When I go into a large store, I forget about world directions and just navigate by reference to the front and back of the store. It’s a mental exercise to recall how the store is oriented in the world.
I usually am very good at keeping track of north so long as I am outside, sun or no sun.
That’s a whole lot easier in states where the roads mostly follow section lines.
. Sounds like directions to my deceased father-in-laws farm in Whigham from Thomasville. ????
@rover83 Map & Compass Orienteering Rule #1. Place the map flat, then place your Silva compass with its edge on the magnetic North compass rose line, then rotate map and compass together until the compass needle lines up with 0?ø/North.
@flga-2-2
Right, grew up in North Dakota and the entire state is a giant checkerboard, so definitely spoiled…
Then moved to Colorado and lived along the front range, which is home to probably one of the bigger natural compasses in North America.
Now in Idaho and it’s interesting… away from the mountains it’s pretty easy but once in the hills it’s game over.
I have made it a point to never be in Atlanta, Georgia. Not even at the airport.
A clip from Wikipedia:
The Peachtree name is common throughout the Atlanta area.
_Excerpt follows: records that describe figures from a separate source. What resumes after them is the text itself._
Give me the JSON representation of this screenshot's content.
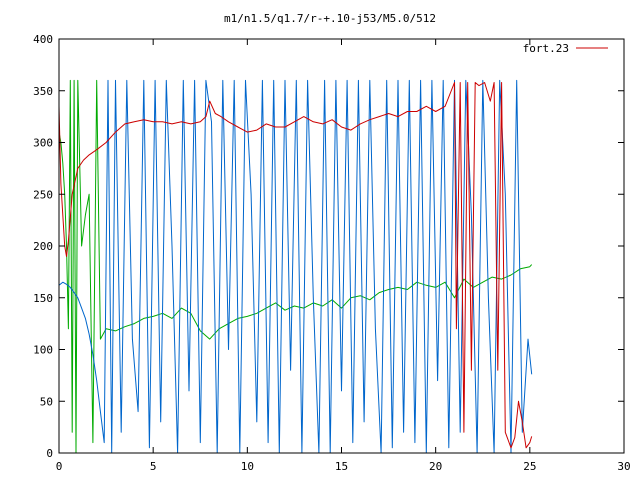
{
  "chart_data": {
    "type": "line",
    "title": "m1/n1.5/q1.7/r-+.10-j53/M5.0/512",
    "xlabel": "",
    "ylabel": "",
    "xlim": [
      0,
      30
    ],
    "ylim": [
      0,
      400
    ],
    "xticks": [
      0,
      5,
      10,
      15,
      20,
      25,
      30
    ],
    "yticks": [
      0,
      50,
      100,
      150,
      200,
      250,
      300,
      350,
      400
    ],
    "xtick_labels": [
      "0",
      "5",
      "10",
      "15",
      "20",
      "25",
      "30"
    ],
    "ytick_labels": [
      "0",
      "50",
      "100",
      "150",
      "200",
      "250",
      "300",
      "350",
      "400"
    ],
    "grid": false,
    "legend_position": "top-right",
    "series": [
      {
        "name": "fort.23",
        "color": "#cc0000",
        "x": [
          0,
          0.1,
          0.2,
          0.3,
          0.4,
          0.5,
          0.7,
          1.0,
          1.3,
          1.6,
          2.0,
          2.5,
          3.0,
          3.5,
          4.0,
          4.5,
          5.0,
          5.5,
          6.0,
          6.5,
          7.0,
          7.5,
          7.8,
          8.0,
          8.3,
          8.6,
          9.0,
          9.5,
          10.0,
          10.5,
          11.0,
          11.5,
          12.0,
          12.5,
          13.0,
          13.5,
          14.0,
          14.5,
          15.0,
          15.5,
          16.0,
          16.5,
          17.0,
          17.5,
          18.0,
          18.5,
          19.0,
          19.5,
          20.0,
          20.5,
          21.0,
          21.1,
          21.3,
          21.5,
          21.7,
          21.9,
          22.1,
          22.3,
          22.6,
          22.9,
          23.1,
          23.3,
          23.5,
          23.7,
          24.0,
          24.2,
          24.4,
          24.6,
          24.8,
          25.0,
          25.1
        ],
        "y": [
          335,
          260,
          230,
          200,
          190,
          205,
          250,
          275,
          283,
          288,
          293,
          300,
          310,
          318,
          320,
          322,
          320,
          320,
          318,
          320,
          318,
          320,
          325,
          340,
          328,
          325,
          320,
          315,
          310,
          312,
          318,
          315,
          315,
          320,
          325,
          320,
          318,
          322,
          315,
          312,
          318,
          322,
          325,
          328,
          325,
          330,
          330,
          335,
          330,
          335,
          358,
          120,
          358,
          20,
          358,
          80,
          358,
          355,
          358,
          340,
          358,
          80,
          358,
          20,
          5,
          15,
          50,
          30,
          5,
          10,
          16
        ]
      },
      {
        "name": "",
        "color": "#00aa00",
        "x": [
          0,
          0.1,
          0.2,
          0.3,
          0.4,
          0.5,
          0.6,
          0.7,
          0.8,
          0.9,
          1.0,
          1.2,
          1.4,
          1.6,
          1.8,
          2.0,
          2.2,
          2.5,
          3.0,
          3.5,
          4.0,
          4.5,
          5.0,
          5.5,
          6.0,
          6.5,
          7.0,
          7.5,
          8.0,
          8.5,
          9.0,
          9.5,
          10.0,
          10.5,
          11.0,
          11.5,
          12.0,
          12.5,
          13.0,
          13.5,
          14.0,
          14.5,
          15.0,
          15.5,
          16.0,
          16.5,
          17.0,
          17.5,
          18.0,
          18.5,
          19.0,
          19.5,
          20.0,
          20.5,
          21.0,
          21.5,
          22.0,
          22.5,
          23.0,
          23.5,
          24.0,
          24.5,
          25.0,
          25.1
        ],
        "y": [
          310,
          300,
          280,
          250,
          200,
          120,
          360,
          20,
          360,
          0,
          360,
          200,
          230,
          250,
          10,
          360,
          110,
          120,
          118,
          122,
          125,
          130,
          132,
          135,
          130,
          140,
          135,
          118,
          110,
          120,
          125,
          130,
          132,
          135,
          140,
          145,
          138,
          142,
          140,
          145,
          142,
          148,
          140,
          150,
          152,
          148,
          155,
          158,
          160,
          158,
          165,
          162,
          160,
          165,
          150,
          168,
          160,
          165,
          170,
          168,
          172,
          178,
          180,
          182
        ]
      },
      {
        "name": "",
        "color": "#0066cc",
        "x": [
          0,
          0.2,
          0.4,
          0.6,
          0.8,
          1.0,
          1.2,
          1.4,
          1.6,
          1.8,
          2.0,
          2.2,
          2.4,
          2.6,
          2.8,
          3.0,
          3.3,
          3.6,
          3.9,
          4.2,
          4.5,
          4.8,
          5.1,
          5.4,
          5.7,
          6.0,
          6.3,
          6.6,
          6.9,
          7.2,
          7.5,
          7.8,
          8.1,
          8.4,
          8.7,
          9.0,
          9.3,
          9.6,
          9.9,
          10.2,
          10.5,
          10.8,
          11.1,
          11.4,
          11.7,
          12.0,
          12.3,
          12.6,
          12.9,
          13.2,
          13.5,
          13.8,
          14.1,
          14.4,
          14.7,
          15.0,
          15.3,
          15.6,
          15.9,
          16.2,
          16.5,
          16.8,
          17.1,
          17.4,
          17.7,
          18.0,
          18.3,
          18.6,
          18.9,
          19.2,
          19.5,
          19.8,
          20.1,
          20.4,
          20.7,
          21.0,
          21.3,
          21.6,
          21.9,
          22.2,
          22.5,
          22.8,
          23.1,
          23.4,
          23.7,
          24.0,
          24.3,
          24.6,
          24.9,
          25.1
        ],
        "y": [
          162,
          165,
          163,
          160,
          155,
          150,
          140,
          130,
          115,
          95,
          70,
          40,
          10,
          360,
          0,
          360,
          20,
          360,
          110,
          40,
          360,
          5,
          360,
          30,
          360,
          200,
          0,
          360,
          60,
          360,
          10,
          360,
          320,
          0,
          360,
          100,
          360,
          0,
          360,
          250,
          30,
          360,
          10,
          360,
          0,
          360,
          80,
          360,
          0,
          360,
          150,
          0,
          360,
          0,
          360,
          60,
          360,
          10,
          360,
          30,
          360,
          120,
          0,
          360,
          5,
          360,
          20,
          360,
          10,
          360,
          0,
          360,
          70,
          360,
          5,
          360,
          20,
          360,
          230,
          0,
          360,
          150,
          0,
          360,
          250,
          0,
          360,
          20,
          110,
          76
        ]
      }
    ]
  }
}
In fact, it is often joked by natives that half of the streets in Atlanta are named Peachtree, and the other half have five names to make up for it.[citation needed] While ??Peachtree? alone almost always refers to this street or its continuations, there are 71 streets in Atlanta with a variant of ??Peachtree? in their name.[9] Some include:
- Peachtree Creek Road
- Peachtree Lane
- Peachtree Avenue
- Peachtree Circle
- Peachtree Place
- Peachtree Drive
- Peachtree Plaza
- Peachtree Way
- Peachtree Memorial Drive
- New Peachtree Road
- Peachtree Walk
- Peachtree Park Drive
- Peachtree Parkway
- Peachtree Valley Road
- Peachtree Battle Avenue (commemorating the Battle of Peachtree Creek)
- Peachtree Dunwoody Road (running between Peachtree Street and Dunwoody, Georgia)
- Old Peachtree Road (traces part of the route of the original Peachtree Trail for which the road is named; in Gwinnett County.)
@flga-2-2
A long-departed friend was driving in circles on a trip out west with his wife.
She said, “Bob K, you’re lost!!”
He replied, “I am not! I:m right here!”
If he was long-departed what the heck we he doing behind the wheel to start with?????
It’s a question of order. He found himself out west and departed this world many years later.
A really good fellow, a bit eccentric, but aren’t we all?
My wife is in need of an “industrial strength” fly swatter. So I was sent to the “gettin place” last evening on her behalf. I walked down every aisle very slowly, carefully soaking in the 30,000 different items they carry. No flyswatter to be found. Would I stop and ask an employee for guidance. Of course not, I’m a man.
Don’t you love it when you ask someone at Best Buy if this doodad will correct your computer’s hiccup and they immediately start to read the back of the package?
Be careful with that swatter. I know a guy (since deceased, of course) who was fired as a country club manager because he openly swatted flies in the country club dining room on a Saturday night.